Raven Guild Initiates are cool tricks because they can save your birds after damage is on the stack and act as a 2/4, but the loss of tempo usually isn't worth it; Dispersal Shield is nice for the sideboard and will come late. Play it if you won the first game and are on the draw in order to counter their turn 3 morph.
Enough about what to take. Here's how you play it.
Face-Up Your Guys!
The thing about this deck is that you have to play it aggro. Put out some guys and start attacking ASAP. Don't waste your time playing fliers face-down. If you do, you have to spend mana to un-morph them next turn, which wastes valuable time and completely undermines the best quality of your deck - the efficient mana curve.
For example, Ascending Aven and Mistform Seaswift are almost always better when played face-up. It is smarter to play a 2/x flier on turn 3 and then play Aven or Seaswift face-up on turn 4. This way, you attack for two damage on turn 4 and five damage on turn 5, for a total of seven damage. If you would have morphed the Aven on 3 and spent turn 4 turning him over, you would have only done six total damage by turn 5. Every point counts, and you want to get as many fliers in play as possible (but be wary of Infest and Slice and Dice).

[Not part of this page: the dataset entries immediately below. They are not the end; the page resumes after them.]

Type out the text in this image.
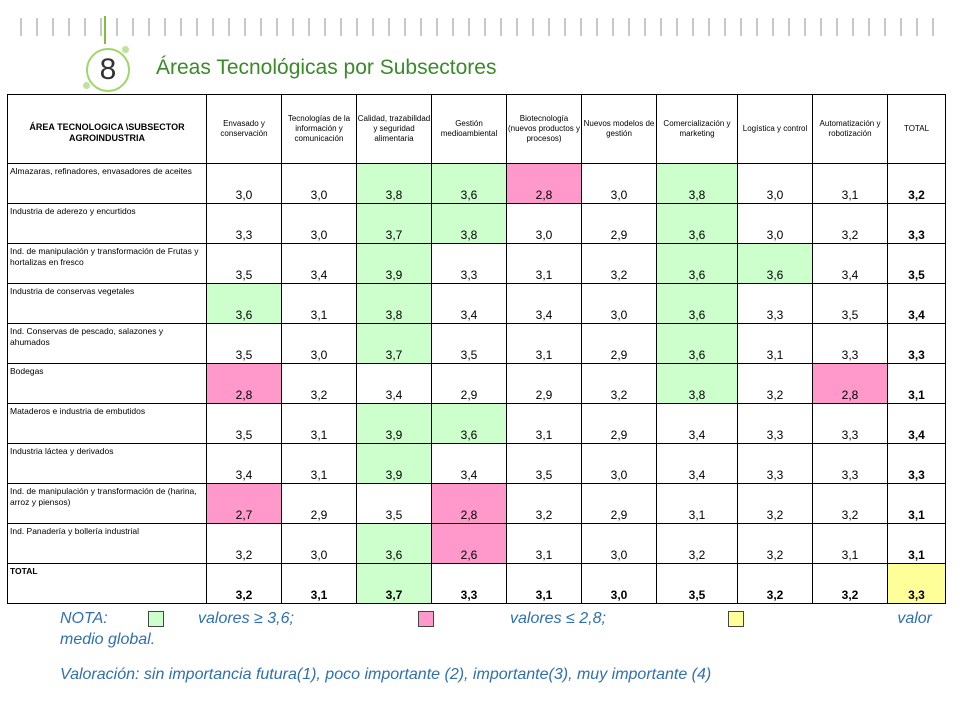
8 Áreas Tecnológicas por Subsectores
ÁREA TECNOLOGICA \SUBSECTOR AGROINDUSTRIA	Envasado y conservación	Tecnologías de la información y comunicación	Calidad, trazabilidad y seguridad alimentaria	Gestión medioambiental	Biotecnología (nuevos productos y procesos)	Nuevos modelos de gestión	Comercialización y marketing	Logística y control	Automatización y robotización	TOTAL
Almazaras, refinadores, envasadores de aceites	3,0	3,0	3,8	3,6	2,8	3,0	3,8	3,0	3,1	3,2
Industria de aderezo y encurtidos	3,3	3,0	3,7	3,8	3,0	2,9	3,6	3,0	3,2	3,3
Ind. de manipulación y transformación de Frutas y hortalizas en fresco	3,5	3,4	3,9	3,3	3,1	3,2	3,6	3,6	3,4	3,5
Industria de conservas vegetales	3,6	3,1	3,8	3,4	3,4	3,0	3,6	3,3	3,5	3,4
Ind. Conservas de pescado, salazones y ahumados	3,5	3,0	3,7	3,5	3,1	2,9	3,6	3,1	3,3	3,3
Bodegas	2,8	3,2	3,4	2,9	2,9	3,2	3,8	3,2	2,8	3,1
Mataderos e industria de embutidos	3,5	3,1	3,9	3,6	3,1	2,9	3,4	3,3	3,3	3,4
Industria láctea y derivados	3,4	3,1	3,9	3,4	3,5	3,0	3,4	3,3	3,3	3,3
Ind. de manipulación y transformación de (harina, arroz y piensos)	2,7	2,9	3,5	2,8	3,2	2,9	3,1	3,2	3,2	3,1
Ind. Panadería y bollería industrial	3,2	3,0	3,6	2,6	3,1	3,0	3,2	3,2	3,1	3,1
TOTAL	3,2	3,1	3,7	3,3	3,1	3,0	3,5	3,2	3,2	3,3
NOTA:	valores ≥ 3,6;	valores ≤ 2,8;	valor
medio global.
Valoración: sin importancia futura(1), poco importante (2), importante(3), muy importante (4)
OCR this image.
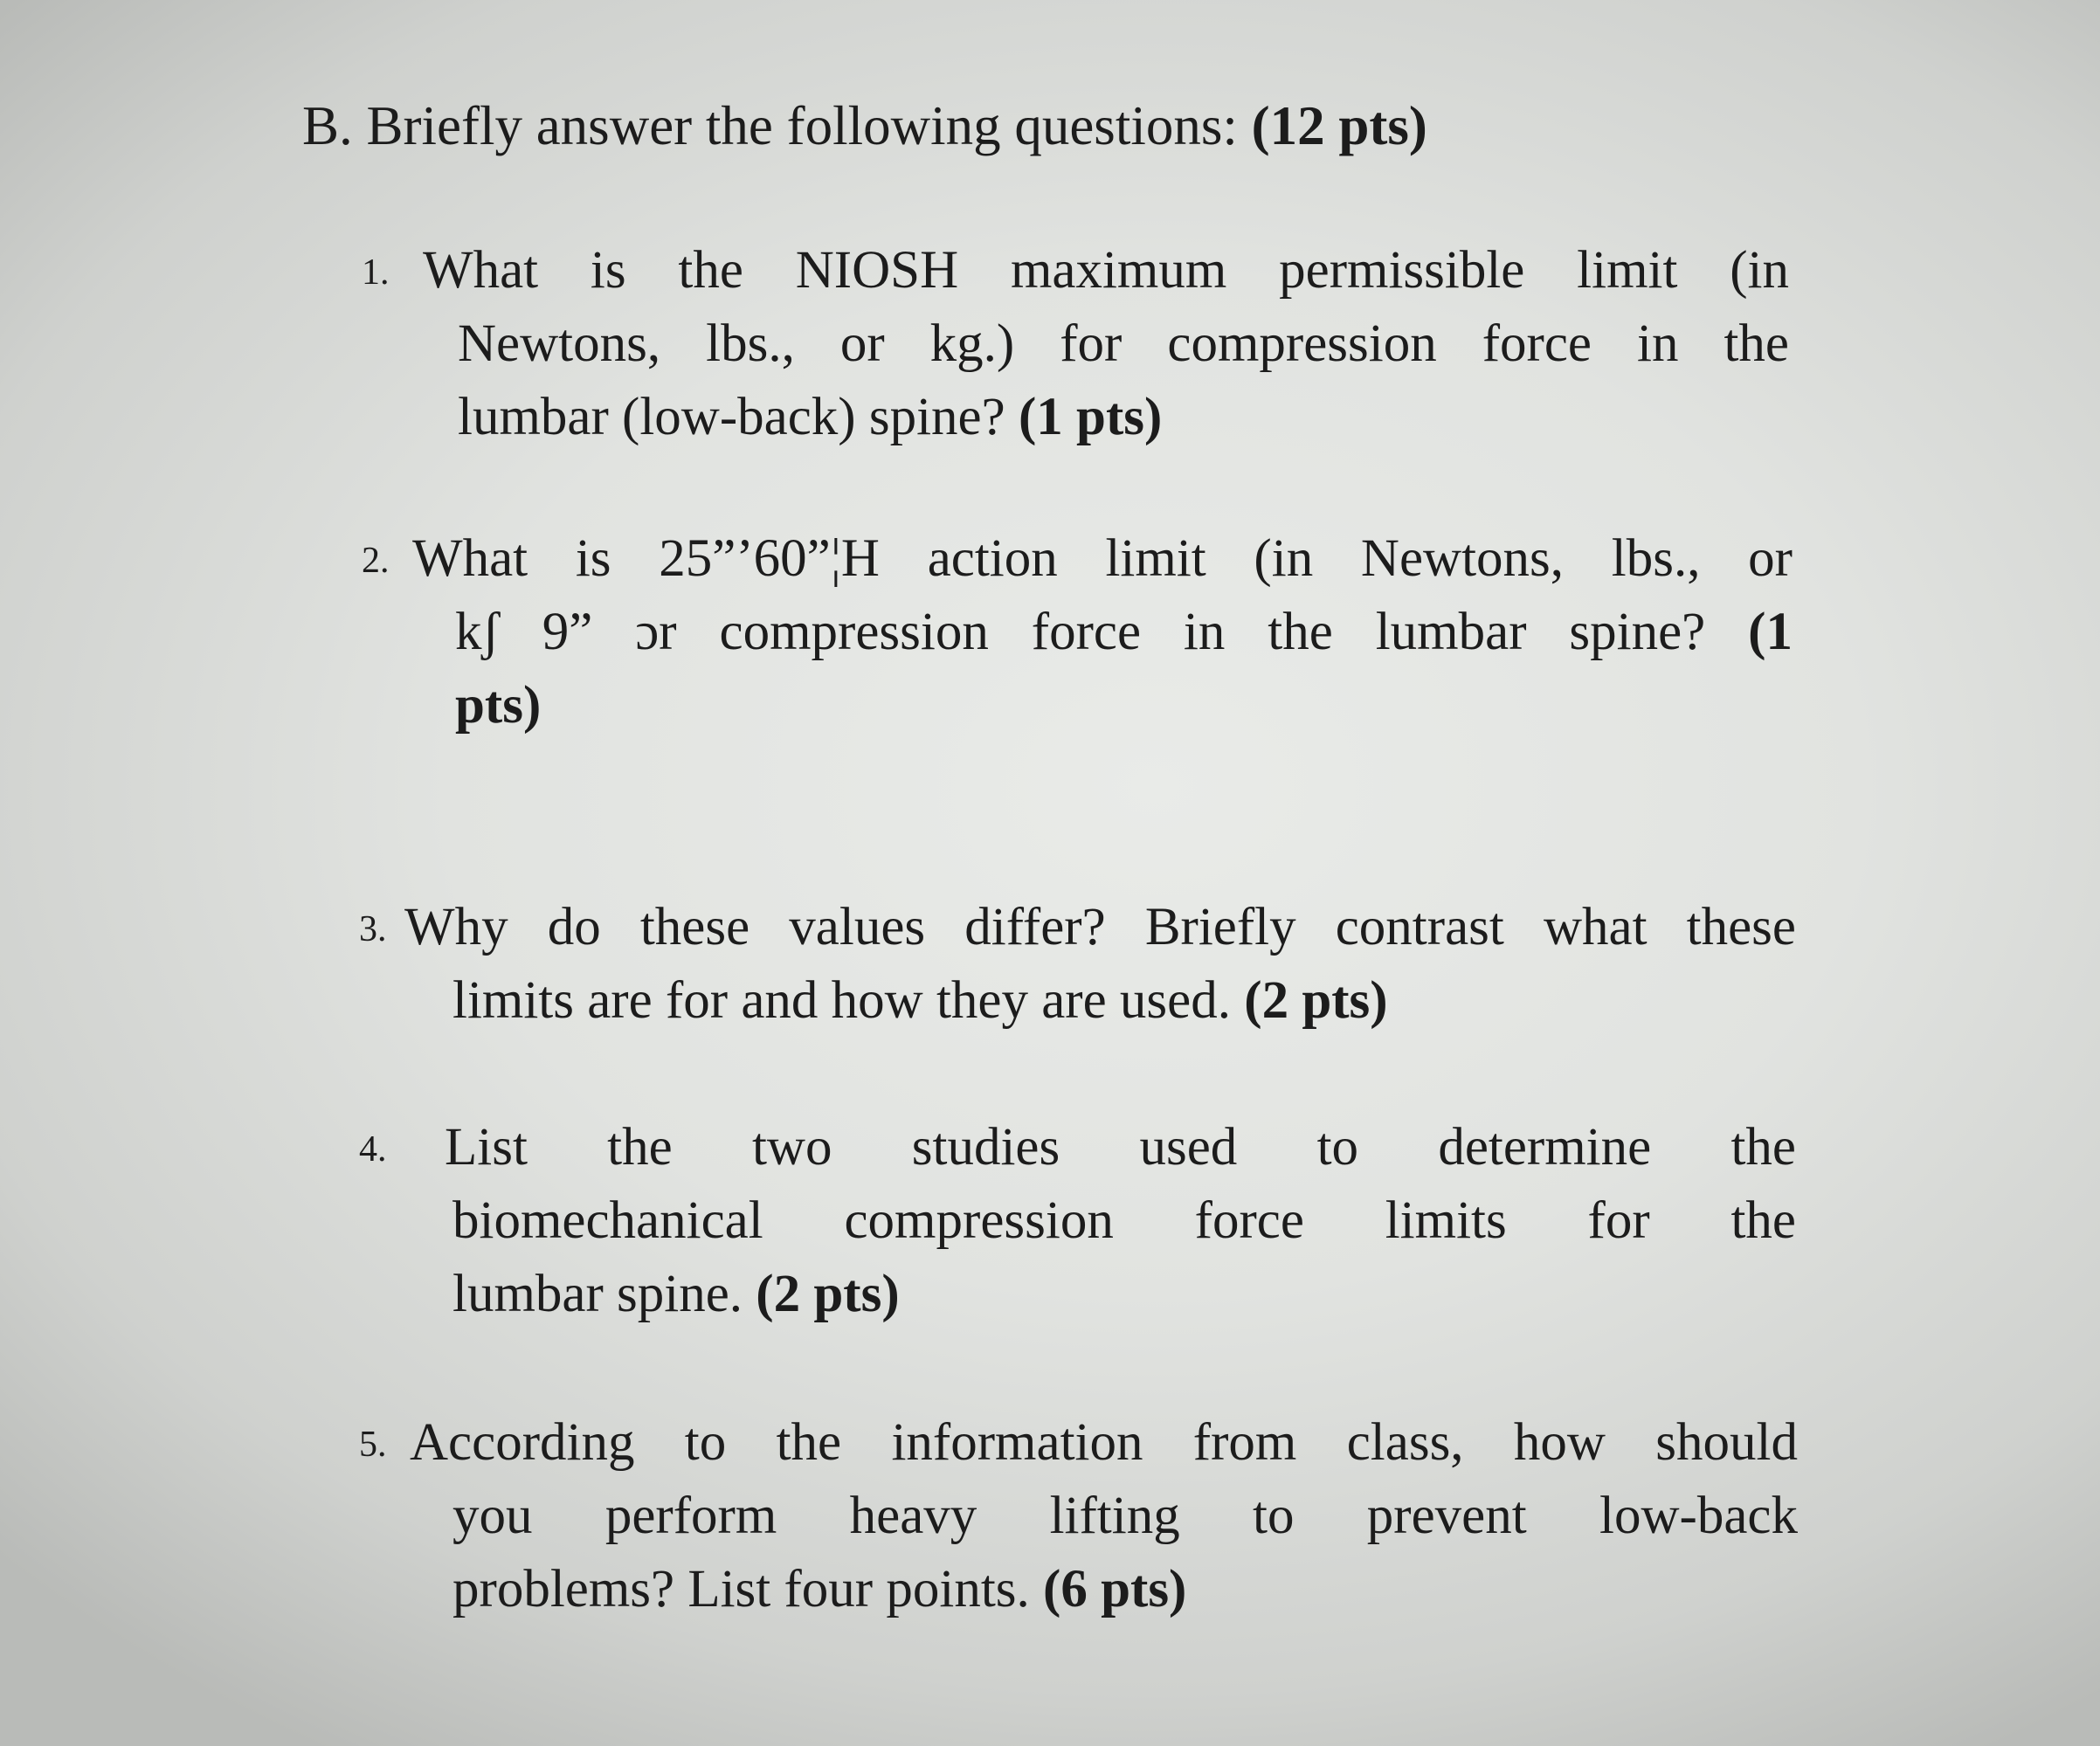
B. Briefly answer the following questions: (12 pts)
1. What is the NIOSH maximum permissible limit (in
Newtons, lbs., or kg.) for compression force in the
lumbar (low-back) spine? (1 pts)
2. What is 25”ʼ60”¦H action limit (in Newtons, lbs., or
kʃ 9” ɔr compression force in the lumbar spine? (1
pts)
3. Why do these values differ? Briefly contrast what these
limits are for and how they are used. (2 pts)
4. List the two studies used to determine the
biomechanical compression force limits for the
lumbar spine. (2 pts)
5. According to the information from class, how should
you perform heavy lifting to prevent low-back
problems? List four points. (6 pts)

Wingbeat Warrior should usually be played face-up in this deck also. If you're on the draw, definitely play him face-up. Your opponent might be able to lay something like a 2/3, 3/3, or whatever on turn 4, so that you would be forced to flip the Warrior before attacking. This is a waste of your turn 4 and gets you way behind in tempo, which you desperately need.
If you're playing first, it's probably a good idea to face-up the Warrior also. The advantage of playing him as a morph is that your opponent might block with their morph, and you could flip the Warrior to kill the opposing morph for free... But the problem is that nobody blocks. You won't have to spend your mana to flip him in order to get two damage in, but once they play a 3/3 or something, you'll have to waste the mana on the Warrior before attacking with him. This archetype is all about speed and efficiency, and paying six for a 2/1 flier is almost never a good deal.
But don't play Echo Tracer or Frontline Strategist face-up. Ever.
Summary of the Archetype
U/W Aggro is great. It's the Sligh of OLS draft because of the fast and effective mana curve. It has answers to Spitting Gourna in the form of Pacifism, Piety Charm, Echo Tracer, and Deftblade Elite. It will rarely lose to Sparksmith or Wellwisher, since there is only one pack of Onslaught. Timberwatch Elf is not as big a problem for you since they won't be blocking anyway and you can play fog effects to outrace them.
Playing U/W Aggro minimizes the effect of luck on your draft. You can win without opening bombs and you can beat opponents that did open bombs before they are able to play them. Don't fear an opponent's Akroma, Angel of Wrath because if they have the mana to play it, you would have lost anyway.